Guinness is an excellent example of Magician branding, with powerful imagery and a secretive product. According to our sources, there is deep mystery about the beer's ingredients. Guinness's magical past and the effectiveness of the Magician archetype are just two of the reasons why it is so popular.

Independence and fulfillment: The Innocent and The Explorer

The Innocent archetype, Explorer, or Sage archetype seeks independence and fulfillment.

The Innocent

You can think of healthy and organic industries, as well as brands in the cleaning, beauty, or food industry. Toys R Us is a brand that stands out when you think about the Innocent archetype. Their TV ads still ring true, even though the toy retailer has gone out of business. Toys R Us' mascot was an innocent giraffe who brought back childhood memories for every customer that saw him.

The Explorer

The Explorer archetype encourages exploration and new experiences. The Explorer archetype is used by brands in extreme sports, outdoor travel, and SUV. They offer products that allow people to embark on thrilling adventures. The Explorer is a person who explores the world and lives life to the fullest.

The Sage

The Sage archetype is concerned with understanding the world around them. Sages seek to understand the truth and help improve the world. Industries such as engineering, mass media, literature, science and education all offer wisdom and self-awareness. They make effective use of this Sage archetype.

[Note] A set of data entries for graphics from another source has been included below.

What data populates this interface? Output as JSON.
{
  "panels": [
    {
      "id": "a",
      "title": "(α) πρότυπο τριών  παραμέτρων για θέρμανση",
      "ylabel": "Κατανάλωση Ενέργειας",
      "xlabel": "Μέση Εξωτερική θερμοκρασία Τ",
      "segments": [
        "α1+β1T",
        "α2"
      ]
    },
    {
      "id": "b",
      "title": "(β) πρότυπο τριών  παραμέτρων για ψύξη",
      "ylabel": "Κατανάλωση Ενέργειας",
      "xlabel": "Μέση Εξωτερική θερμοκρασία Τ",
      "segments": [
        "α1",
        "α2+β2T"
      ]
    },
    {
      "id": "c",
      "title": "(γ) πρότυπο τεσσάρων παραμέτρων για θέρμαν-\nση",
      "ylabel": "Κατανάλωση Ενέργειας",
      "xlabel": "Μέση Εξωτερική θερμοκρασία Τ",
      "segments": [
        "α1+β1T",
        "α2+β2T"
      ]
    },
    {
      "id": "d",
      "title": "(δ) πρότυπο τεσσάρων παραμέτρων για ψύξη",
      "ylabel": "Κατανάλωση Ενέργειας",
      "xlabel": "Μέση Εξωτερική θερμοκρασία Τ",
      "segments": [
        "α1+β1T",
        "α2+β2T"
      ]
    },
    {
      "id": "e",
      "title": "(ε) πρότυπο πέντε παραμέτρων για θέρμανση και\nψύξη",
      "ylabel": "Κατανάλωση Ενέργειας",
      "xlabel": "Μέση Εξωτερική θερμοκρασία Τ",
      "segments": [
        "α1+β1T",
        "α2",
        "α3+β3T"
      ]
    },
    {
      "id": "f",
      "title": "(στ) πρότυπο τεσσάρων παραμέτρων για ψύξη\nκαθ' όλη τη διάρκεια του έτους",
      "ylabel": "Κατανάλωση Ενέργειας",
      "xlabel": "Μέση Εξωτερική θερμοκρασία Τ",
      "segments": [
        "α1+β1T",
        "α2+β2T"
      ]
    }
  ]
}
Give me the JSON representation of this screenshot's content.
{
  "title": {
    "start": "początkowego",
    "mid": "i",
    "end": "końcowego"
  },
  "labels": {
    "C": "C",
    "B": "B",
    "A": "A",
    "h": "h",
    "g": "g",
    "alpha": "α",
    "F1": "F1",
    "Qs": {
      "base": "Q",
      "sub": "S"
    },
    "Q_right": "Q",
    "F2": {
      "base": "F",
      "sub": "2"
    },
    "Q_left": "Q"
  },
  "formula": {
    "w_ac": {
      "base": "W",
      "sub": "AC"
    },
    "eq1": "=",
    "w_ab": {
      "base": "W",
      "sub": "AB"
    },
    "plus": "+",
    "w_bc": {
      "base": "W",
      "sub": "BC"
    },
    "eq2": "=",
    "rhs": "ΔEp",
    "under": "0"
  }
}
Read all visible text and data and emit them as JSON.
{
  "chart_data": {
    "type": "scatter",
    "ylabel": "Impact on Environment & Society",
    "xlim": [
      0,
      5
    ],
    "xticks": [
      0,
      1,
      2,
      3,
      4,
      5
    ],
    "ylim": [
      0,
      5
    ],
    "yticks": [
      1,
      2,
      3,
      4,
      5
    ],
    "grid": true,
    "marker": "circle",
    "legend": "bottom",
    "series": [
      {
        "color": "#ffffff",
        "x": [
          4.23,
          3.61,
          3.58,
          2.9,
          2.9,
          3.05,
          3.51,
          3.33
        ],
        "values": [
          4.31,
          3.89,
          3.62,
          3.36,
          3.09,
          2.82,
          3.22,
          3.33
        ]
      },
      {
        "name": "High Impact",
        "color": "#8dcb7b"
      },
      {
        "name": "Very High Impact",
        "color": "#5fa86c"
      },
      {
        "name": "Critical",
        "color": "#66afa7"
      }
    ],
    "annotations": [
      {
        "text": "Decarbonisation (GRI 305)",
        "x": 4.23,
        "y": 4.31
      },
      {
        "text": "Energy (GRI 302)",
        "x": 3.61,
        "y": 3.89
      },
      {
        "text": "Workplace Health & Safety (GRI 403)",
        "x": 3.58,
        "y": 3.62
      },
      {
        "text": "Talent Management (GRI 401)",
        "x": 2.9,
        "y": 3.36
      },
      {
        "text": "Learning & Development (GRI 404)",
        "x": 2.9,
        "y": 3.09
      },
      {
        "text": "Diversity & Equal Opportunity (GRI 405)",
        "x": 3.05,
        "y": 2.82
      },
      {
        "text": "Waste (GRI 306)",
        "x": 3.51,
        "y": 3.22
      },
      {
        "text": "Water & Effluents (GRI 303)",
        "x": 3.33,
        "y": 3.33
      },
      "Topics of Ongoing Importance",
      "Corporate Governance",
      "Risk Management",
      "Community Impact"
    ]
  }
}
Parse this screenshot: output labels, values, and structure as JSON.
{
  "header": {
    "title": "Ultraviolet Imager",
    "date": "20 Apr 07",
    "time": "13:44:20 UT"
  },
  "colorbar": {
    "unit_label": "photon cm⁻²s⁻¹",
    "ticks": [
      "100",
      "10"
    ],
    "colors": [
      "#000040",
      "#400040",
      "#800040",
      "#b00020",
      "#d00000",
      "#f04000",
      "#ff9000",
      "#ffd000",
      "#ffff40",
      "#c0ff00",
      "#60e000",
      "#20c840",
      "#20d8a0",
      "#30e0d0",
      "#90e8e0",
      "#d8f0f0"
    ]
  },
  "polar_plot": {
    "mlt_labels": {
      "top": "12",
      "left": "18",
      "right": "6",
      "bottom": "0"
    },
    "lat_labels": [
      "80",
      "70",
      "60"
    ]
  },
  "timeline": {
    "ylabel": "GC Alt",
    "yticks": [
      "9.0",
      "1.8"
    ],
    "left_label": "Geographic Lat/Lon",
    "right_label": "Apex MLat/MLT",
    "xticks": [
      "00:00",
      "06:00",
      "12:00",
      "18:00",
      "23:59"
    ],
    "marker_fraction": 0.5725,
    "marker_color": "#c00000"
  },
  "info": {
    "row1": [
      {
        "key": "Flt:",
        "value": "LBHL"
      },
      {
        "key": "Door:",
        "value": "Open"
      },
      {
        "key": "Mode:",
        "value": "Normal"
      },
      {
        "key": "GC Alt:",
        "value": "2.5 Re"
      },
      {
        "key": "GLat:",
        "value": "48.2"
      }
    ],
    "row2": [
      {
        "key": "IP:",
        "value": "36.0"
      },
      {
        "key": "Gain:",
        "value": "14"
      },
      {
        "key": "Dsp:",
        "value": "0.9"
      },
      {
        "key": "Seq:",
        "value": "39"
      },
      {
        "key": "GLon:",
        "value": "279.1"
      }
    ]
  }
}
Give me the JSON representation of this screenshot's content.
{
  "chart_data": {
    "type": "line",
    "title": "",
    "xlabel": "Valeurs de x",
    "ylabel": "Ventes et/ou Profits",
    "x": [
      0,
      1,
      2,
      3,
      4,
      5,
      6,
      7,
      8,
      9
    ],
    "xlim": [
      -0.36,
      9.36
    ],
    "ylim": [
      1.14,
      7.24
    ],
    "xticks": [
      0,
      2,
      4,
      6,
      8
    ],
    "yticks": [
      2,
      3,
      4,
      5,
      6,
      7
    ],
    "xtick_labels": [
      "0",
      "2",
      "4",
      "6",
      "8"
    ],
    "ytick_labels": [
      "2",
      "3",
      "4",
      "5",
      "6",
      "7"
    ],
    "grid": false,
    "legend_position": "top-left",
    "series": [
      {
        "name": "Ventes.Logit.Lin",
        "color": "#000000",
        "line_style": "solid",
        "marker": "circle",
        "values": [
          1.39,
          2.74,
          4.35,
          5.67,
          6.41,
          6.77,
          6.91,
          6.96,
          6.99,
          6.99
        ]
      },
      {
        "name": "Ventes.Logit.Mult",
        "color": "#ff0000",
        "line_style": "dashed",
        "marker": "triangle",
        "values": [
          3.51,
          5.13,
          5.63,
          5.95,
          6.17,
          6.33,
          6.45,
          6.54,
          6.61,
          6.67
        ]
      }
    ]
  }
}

Google and CNN, for example, use the Sage archetype. One well-known example of the Sage archetype is the Dalai Lama, who seeks deep insight to help us understand our world.

You need some assistance in launching your brand using archetypes. A branding workshop is offered by many branding agencies. These workshops will help you identify the archetype of your brand and how to integrate it into your brand.